Mycroft cautiously walked to the corner she had indicated where there was a figure lying facing the wall, he was wearing trainers, jogging trousers and a rain jacket with a hood that he had pulled up – one might consider that he was sleeping. He stopped behind him and wondered how to do this before he took out his phone and called a number he hadn't contacted in two years. The maybe-sleeping man's phone rang which seemed to surprise him, he took it out and looked at the caller ID before pausing and rejecting the call.

"You have spent your whole life ignoring me and now you're spending your death doing it too?" The man slowly turned his head around to look at Mycroft. As far as Mycroft could tell the man didn't have a face anymore, it was just a mesh of hair that stuck out of the hole in his hood. "Get up."

"Mycroft?" Now, that was a much too posh voice for a street rat.

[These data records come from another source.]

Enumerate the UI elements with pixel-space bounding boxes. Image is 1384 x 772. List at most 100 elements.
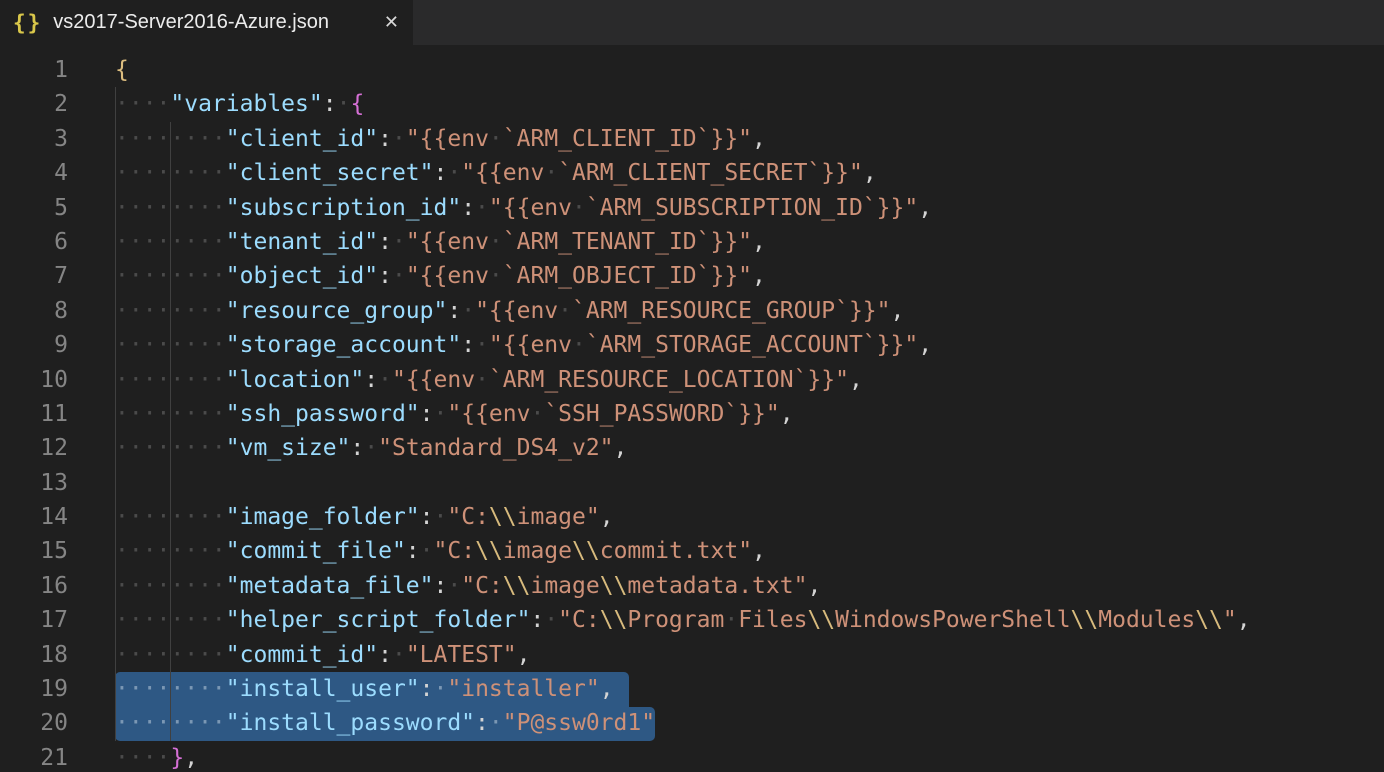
token-esc: \\ (1195, 607, 1223, 633)
token-ws: ········ (115, 607, 226, 633)
token-punc: : (406, 538, 420, 564)
code-line[interactable]: ····"variables":·{ (115, 87, 1251, 121)
tab-bar: {} vs2017-Server2016-Azure.json ✕ (0, 0, 1384, 45)
token-str: "installer" (447, 676, 599, 702)
json-file-icon: {} (13, 11, 42, 35)
line-number[interactable]: 13 (0, 466, 68, 500)
token-str: "{{env (406, 126, 489, 152)
code-line[interactable]: ········"resource_group":·"{{env·`ARM_RE… (115, 294, 1251, 328)
token-str: `ARM_RESOURCE_LOCATION`}}" (489, 367, 849, 393)
line-number[interactable]: 21 (0, 741, 68, 772)
token-key: "tenant_id" (226, 229, 378, 255)
token-str: "{{env (447, 401, 530, 427)
code-line[interactable]: ········"client_id":·"{{env·`ARM_CLIENT_… (115, 122, 1251, 156)
line-number[interactable]: 8 (0, 294, 68, 328)
code-line[interactable]: ········"client_secret":·"{{env·`ARM_CLI… (115, 156, 1251, 190)
code-line[interactable]: ········"install_user":·"installer", (115, 672, 1251, 706)
token-key: "client_secret" (226, 160, 434, 186)
token-ws: ···· (115, 91, 170, 117)
code-line[interactable]: ········"subscription_id":·"{{env·`ARM_S… (115, 191, 1251, 225)
token-ws: · (530, 401, 544, 427)
token-str: `SSH_PASSWORD`}}" (544, 401, 779, 427)
code-line[interactable]: ····}, (115, 741, 1251, 772)
line-number[interactable]: 4 (0, 156, 68, 190)
line-number[interactable]: 20 (0, 706, 68, 740)
token-str: `ARM_CLIENT_ID`}}" (503, 126, 752, 152)
token-punc: : (475, 710, 489, 736)
line-number[interactable]: 15 (0, 534, 68, 568)
token-key: "client_id" (226, 126, 378, 152)
token-str: "{{env (489, 195, 572, 221)
line-number[interactable]: 9 (0, 328, 68, 362)
editor-pane[interactable]: 123456789101112131415161718192021 {····"… (0, 45, 1384, 772)
token-ws: · (364, 435, 378, 461)
line-number[interactable]: 10 (0, 363, 68, 397)
token-str: image" (517, 504, 600, 530)
code-line[interactable] (115, 466, 1251, 500)
code-line[interactable]: ········"storage_account":·"{{env·`ARM_S… (115, 328, 1251, 362)
token-str: commit.txt" (600, 538, 752, 564)
token-str: `ARM_CLIENT_SECRET`}}" (558, 160, 863, 186)
token-ws: ········ (115, 538, 226, 564)
close-tab-icon[interactable]: ✕ (384, 14, 399, 32)
code-line[interactable]: ········"vm_size":·"Standard_DS4_v2", (115, 431, 1251, 465)
line-number[interactable]: 16 (0, 569, 68, 603)
line-number[interactable]: 18 (0, 638, 68, 672)
code-line[interactable]: ········"location":·"{{env·`ARM_RESOURCE… (115, 363, 1251, 397)
code-line[interactable]: ········"commit_file":·"C:\\image\\commi… (115, 534, 1251, 568)
token-punc: : (364, 367, 378, 393)
code-line[interactable]: ········"metadata_file":·"C:\\image\\met… (115, 569, 1251, 603)
token-ws: ········ (115, 229, 226, 255)
token-str: `ARM_OBJECT_ID`}}" (503, 263, 752, 289)
code-line[interactable]: ········"helper_script_folder":·"C:\\Pro… (115, 603, 1251, 637)
line-number[interactable]: 17 (0, 603, 68, 637)
token-esc: \\ (475, 538, 503, 564)
code-line[interactable]: ········"commit_id":·"LATEST", (115, 638, 1251, 672)
token-str: WindowsPowerShell (835, 607, 1070, 633)
token-key: "install_password" (226, 710, 475, 736)
code-area[interactable]: {····"variables":·{········"client_id":·… (115, 53, 1251, 772)
token-key: "object_id" (226, 263, 378, 289)
token-punc: : (420, 401, 434, 427)
tab-vs2017-server2016-azure-json[interactable]: {} vs2017-Server2016-Azure.json ✕ (0, 0, 413, 45)
token-punc: , (918, 332, 932, 358)
token-b2: { (350, 91, 364, 117)
token-str: image (503, 538, 572, 564)
line-number[interactable]: 11 (0, 397, 68, 431)
token-punc: , (600, 676, 614, 702)
token-key: "subscription_id" (226, 195, 461, 221)
line-number[interactable]: 1 (0, 53, 68, 87)
code-line[interactable]: { (115, 53, 1251, 87)
line-number[interactable]: 19 (0, 672, 68, 706)
token-ws: · (392, 263, 406, 289)
code-line[interactable]: ········"image_folder":·"C:\\image", (115, 500, 1251, 534)
line-number[interactable]: 6 (0, 225, 68, 259)
code-line[interactable]: ········"install_password":·"P@ssw0rd1" (115, 706, 1251, 740)
line-number[interactable]: 3 (0, 122, 68, 156)
token-ws: ········ (115, 332, 226, 358)
token-ws: · (392, 642, 406, 668)
code-line[interactable]: ········"ssh_password":·"{{env·`SSH_PASS… (115, 397, 1251, 431)
line-number[interactable]: 14 (0, 500, 68, 534)
token-ws: ········ (115, 642, 226, 668)
line-number[interactable]: 7 (0, 259, 68, 293)
token-ws: · (447, 160, 461, 186)
code-line[interactable]: ········"object_id":·"{{env·`ARM_OBJECT_… (115, 259, 1251, 293)
token-ws: · (489, 263, 503, 289)
token-punc: : (461, 332, 475, 358)
token-ws: ········ (115, 504, 226, 530)
line-number[interactable]: 5 (0, 191, 68, 225)
token-punc: : (461, 195, 475, 221)
line-number[interactable]: 12 (0, 431, 68, 465)
token-ws: · (475, 195, 489, 221)
token-key: "variables" (170, 91, 322, 117)
token-punc: , (807, 573, 821, 599)
token-key: "metadata_file" (226, 573, 434, 599)
token-key: "vm_size" (226, 435, 351, 461)
token-ws: · (447, 573, 461, 599)
token-ws: · (378, 367, 392, 393)
token-punc: , (863, 160, 877, 186)
token-wss: ········ (115, 676, 226, 702)
code-line[interactable]: ········"tenant_id":·"{{env·`ARM_TENANT_… (115, 225, 1251, 259)
line-number[interactable]: 2 (0, 87, 68, 121)
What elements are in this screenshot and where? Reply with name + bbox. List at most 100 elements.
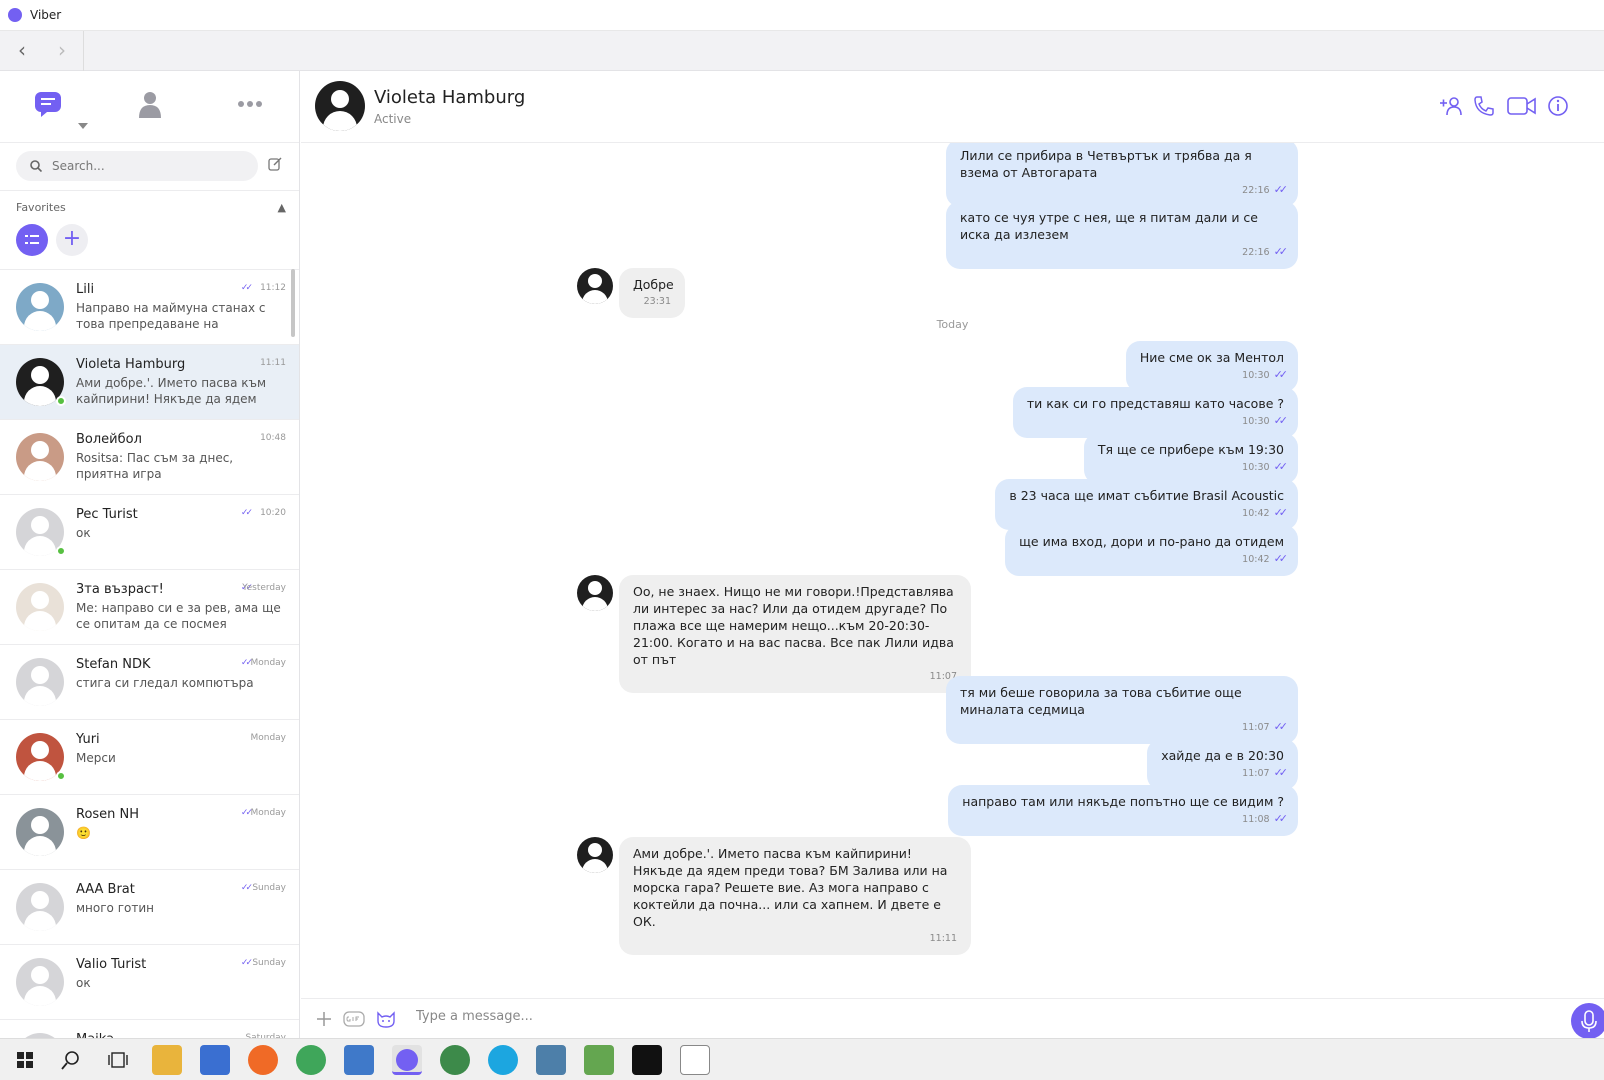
outgoing-message[interactable]: ще има вход, дори и по-рано да отидем 10:…: [1005, 525, 1298, 576]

"Come on." Mycroft put his umbrella over his right arm and text his driver.

He turned around slowly. "Is John okay?"

"Yes, he's fine. Nothing has happened."

"So why have you found me now?" The man's voice was hoarse and deeper than Mycroft remembered.

Mycroft just cocked an eyebrow at the fur ball. Surely not here. "I've done this for two years and I've had enough of the constant lies to everyone."

"You mean to Lestrade?" That wasn't a question. Certainly not one that needed to be asked. Is he asking if we're still together?

"I do." Mycroft did not expect what happened next.

The man stood and pulled his hood down. "What do you propose?" His mess of hair fell down to rest on his shoulders.

"A shave." He put his phone back as his car pulled up behind him. "Then back to Baker Street, Sherlock Holmes." Mycroft could swear he saw a smile appear on the yeti's face.